Trente-six équipes en même temps, comme à l’époque où la télévision n’imposait pas le « spezzatino ». Et c’est tout de suite « Excuse-moi, Ciotti… »
Oui, montons à bord de ce mercredi de folie, comme s’il s’agissait de la DeLorean de Doc Brown, et offrons-nous un moment de nostalgie. Voyageons dans le temps jusqu’aux lointains dimanches après-midi où les matchs commençaient tous à la même heure et où la télévision n’avait pas encore le pouvoir d’imposer le « spezzatino » qui n’avait de sens qu’à table. Outre le dimanche, jour de messe, le football n’était célébré que le mercredi, qui était le tabernacle de ce qui était le plus sacré : la Coupe des champions. Le caractère sacré venait du fait que chaque championnat exprimait son dieu, un seul. Aujourd’hui, une nation peut avoir jusqu’à cinq divinités présumées. La Ligue des champions est une fête païenne, une rave party. Seulement le mercredi et le dimanche, car la semaine était une boîte de chocolats : le dimanche soir, la série télévisée ; le lundi, le grand film américain ; le jeudi, les quiz de Mike ; le samedi, le spectacle de variétés.

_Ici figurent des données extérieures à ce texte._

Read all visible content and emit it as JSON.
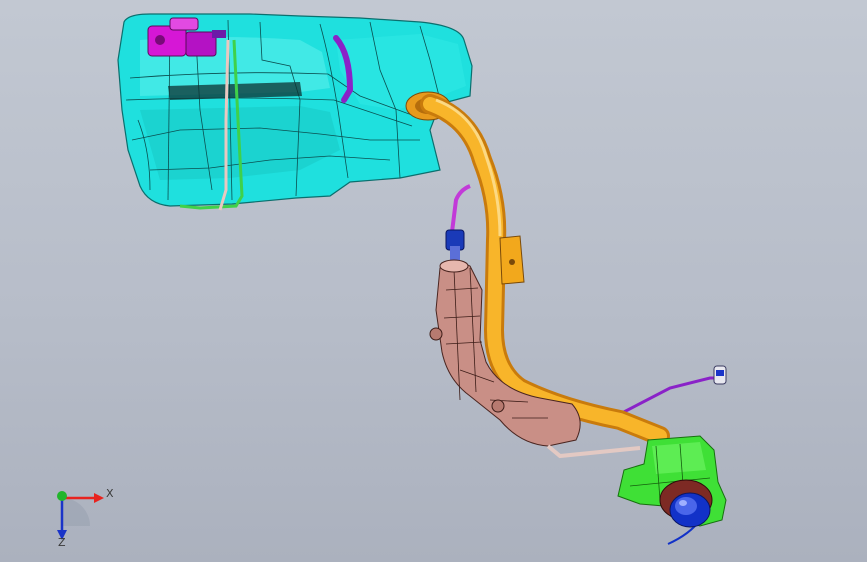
{
  "viewport": {
    "background_top": "#c2c8d2",
    "background_bottom": "#abb1be"
  },
  "model": {
    "parts": [
      {
        "name": "fuel-tank",
        "color": "#1fe0de"
      },
      {
        "name": "filler-pipe",
        "color": "#f5a623"
      },
      {
        "name": "filler-neck-shroud",
        "color": "#c98f86"
      },
      {
        "name": "fuel-door-housing",
        "color": "#3fe036"
      },
      {
        "name": "filler-cap",
        "color": "#1232c8"
      },
      {
        "name": "vent-lines",
        "color": "#c23ad8"
      },
      {
        "name": "sender-unit",
        "color": "#d617d6"
      },
      {
        "name": "mounting-bracket",
        "color": "#f2a81c"
      }
    ]
  },
  "triad": {
    "x_label": "X",
    "z_label": "Z",
    "x_color": "#e8231f",
    "y_color": "#21b52b",
    "z_color": "#1a34c8"
  }
}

Puis la boîte s’est renversée, les chocolats se sont mélangés et maintenant, chaque jour, nous voyons de tout : football, films, quiz… Mais ce mercredi a quelque chose d’ancien, le charme vintage de la contemporanéité : 36 équipes qui jouent à la même heure, les résultats qui se chevauchent, le classement qui change, la sensation d’avoir dans les oreilles les voix d’Ameri (« Excusez-moi, Ciotti… »), Provenzali, Ferretti, Cucchi… Pas de ragoût, un festin unique comme un repas de Noël, tout et n’importe quoi, il ne manque que le capiton : l’Inter, la Juve, Naples et l’Atalanta à la poursuite du passeport, Mou contre le Real, Tonali contre Kvara, Osimhen contre Haaland… À la fin, de retour dans le présent, espérons que toutes les équipes italiennes seront encore en lice. Le Quartetto Cetra.